Gaming is a fun hobby for Brian but nothing comes close to the wide world of sim racing and the various gems it has to offer. Whether it be through coaching, managing the team, reading, watching races or best of all, driving, Brian Lockwood has well and truly found his place in professional sim racing. Normally, when your hobby turns professional, the smiles and laughter are often replaced by a slight emptiness and a slow process of losing your love for the hobby. Not for one Brian Lockwood, no – much like those bright candles that light back up after every attempt of blowing them out, Lockwood’s passion for the sport is just that, unwavering and so fascinating to experience.
The road ahead
So what’s next for the 2018 2k World Cup Season 11 and 2019 GoPro Geodesic Champion? What’s next for the immensely admirable RaceKraft eSports squad?
Apart from another run at the Porsche Tag Heuer eSports Supercup, Lockwood and RaceKraft will be gunning it out in the upcoming season of the SportsCar Open and the current season of the VCO 24h Series eSports among others. With the aim of competing at the highest level and improving the entire team along the way, RaceKraft are also working on a fresh, more efficient new take on Sim Racing coaching!
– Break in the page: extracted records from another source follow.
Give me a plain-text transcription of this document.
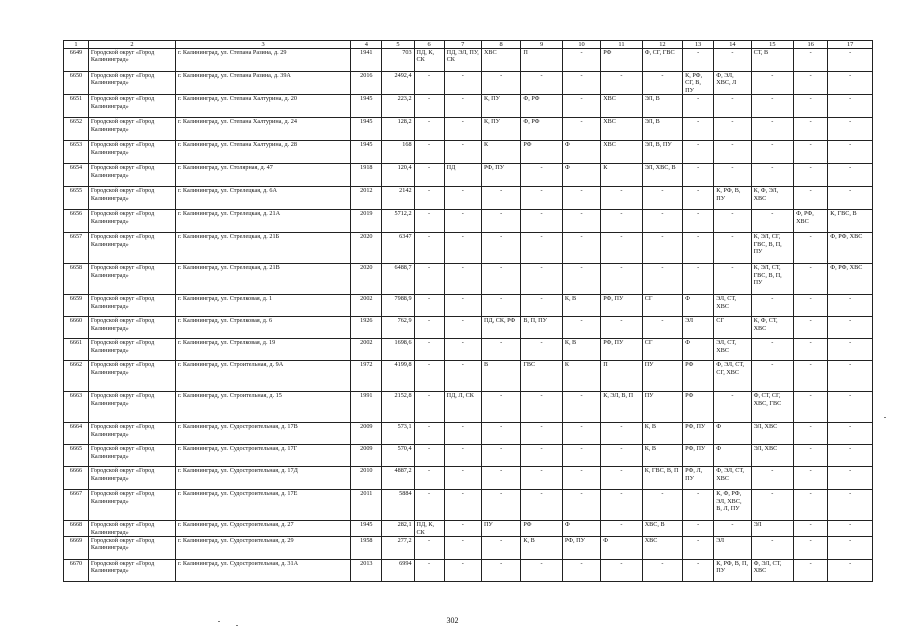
1	2	3	4	5	6	7	8	9	10	11	12	13	14	15	16	17
6649	Городской округ «Город Калининград»	г. Калининград, ул. Степана Разина, д. 29	1941	703	ПД, К, СК	ПД, ЭЛ, ПУ, СК	ХВС	П	-	РФ	Ф, СГ, ГВС	-	-	СТ, В	-	-
6650	Городской округ «Город Калининград»	г. Калининград, ул. Степана Разина, д. 39А	2016	2492,4	-	-	-	-	-	-	-	К, РФ, СГ, В, ПУ	Ф, ЭЛ, ХВС, Л	-	-	-
6651	Городской округ «Город Калининград»	г. Калининград, ул. Степана Халтурина, д. 20	1945	223,2	-	-	К, ПУ	Ф, РФ	-	ХВС	ЭЛ, В	-	-	-	-	-
6652	Городской округ «Город Калининград»	г. Калининград, ул. Степана Халтурина, д. 24	1945	128,2	-	-	К, ПУ	Ф, РФ	-	ХВС	ЭЛ, В	-	-	-	-	-
6653	Городской округ «Город Калининград»	г. Калининград, ул. Степана Халтурина, д. 28	1945	168	-	-	К	РФ	Ф	ХВС	ЭЛ, В, ПУ	-	-	-	-	-
6654	Городской округ «Город Калининград»	г. Калининград, ул. Столярная, д. 47	1918	120,4	-	ПД	РФ, ПУ	-	Ф	К	ЭЛ, ХВС, В	-	-	-	-	-
6655	Городской округ «Город Калининград»	г. Калининград, ул. Стрелецкая, д. 6А	2012	2142	-	-	-	-	-	-	-	-	К, РФ, В, ПУ	К, Ф, ЭЛ, ХВС	-	-
6656	Городской округ «Город Калининград»	г. Калининград, ул. Стрелецкая, д. 21А	2019	5712,2	-	-	-	-	-	-	-	-	-	-	Ф, РФ, ХВС	К, ГВС, В
6657	Городской округ «Город Калининград»	г. Калининград, ул. Стрелецкая, д. 21Б	2020	6347	-	-	-	-	-	-	-	-	-	К, ЭЛ, СГ, ГВС, В, П, ПУ	-	Ф, РФ, ХВС
6658	Городской округ «Город Калининград»	г. Калининград, ул. Стрелецкая, д. 21В	2020	6488,7	-	-	-	-	-	-	-	-	-	К, ЭЛ, СТ, ГВС, В, П, ПУ	-	Ф, РФ, ХВС
6659	Городской округ «Город Калининград»	г. Калининград, ул. Стрелковая, д. 1	2002	7988,9	-	-	-	-	К, В	РФ, ПУ	СГ	Ф	ЭЛ, СТ, ХВС	-	-	-
6660	Городской округ «Город Калининград»	г. Калининград, ул. Стрелковая, д. 6	1926	762,9	-	-	ПД, СК, РФ	В, П, ПУ	-	-	-	ЭЛ	СГ	К, Ф, СТ, ХВС	-	-
6661	Городской округ «Город Калининград»	г. Калининград, ул. Стрелковая, д. 19	2002	1698,6	-	-	-	-	К, В	РФ, ПУ	СГ	Ф	ЭЛ, СТ, ХВС	-	-	-
6662	Городской округ «Город Калининград»	г. Калининград, ул. Строительная, д. 9А	1972	4199,8	-	-	В	ГВС	К	П	ПУ	РФ	Ф, ЭЛ, СТ, СГ, ХВС	-	-	-
6663	Городской округ «Город Калининград»	г. Калининград, ул. Строительная, д. 15	1991	2152,8	-	ПД, Л, СК	-	-	-	К, ЭЛ, В, П	ПУ	РФ	-	Ф, СТ, СГ, ХВС, ГВС	-	-
6664	Городской округ «Город Калининград»	г. Калининград, ул. Судостроительная, д. 17В	2009	573,1	-	-	-	-	-	-	К, В	РФ, ПУ	Ф	ЭЛ, ХВС	-	-
6665	Городской округ «Город Калининград»	г. Калининград, ул. Судостроительная, д. 17Г	2009	570,4	-	-	-	-	-	-	К, В	РФ, ПУ	Ф	ЭЛ, ХВС	-	-
6666	Городской округ «Город Калининград»	г. Калининград, ул. Судостроительная, д. 17Д	2010	4887,2	-	-	-	-	-	-	К, ГВС, В, П	РФ, Л, ПУ	Ф, ЭЛ, СТ, ХВС	-	-	-
6667	Городской округ «Город Калининград»	г. Калининград, ул. Судостроительная, д. 17Е	2011	5884	-	-	-	-	-	-	-	-	К, Ф, РФ, ЭЛ, ХВС, В, Л, ПУ	-	-	-
6668	Городской округ «Город Калининград»	г. Калининград, ул. Судостроительная, д. 27	1945	282,1	ПД, К, СК	-	ПУ	РФ	Ф	-	ХВС, В	-	-	ЭЛ	-	-
6669	Городской округ «Город Калининград»	г. Калининград, ул. Судостроительная, д. 29	1958	277,2	-	-	-	К, В	РФ, ПУ	Ф	ХВС	-	ЭЛ	-	-	-
6670	Городской округ «Город Калининград»	г. Калининград, ул. Судостроительная, д. 31А	2013	6994	-	-	-	-	-	-	-	-	К, РФ, В, П, ПУ	Ф, ЭЛ, СТ, ХВС	-	-
302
There is a lot about RaceKraft eSports and Brian Lockwood that can excite you in the coming months. The black, white and gold of the team isn’t merely a fun livery to look at; when at their best, it is one that can be found right at the very top, driven by their unparalleled passion, will to improve and utmost trust in the process.
Don’t be surprised if you see them atop the timing screens and points standings far more frequently in the coming years!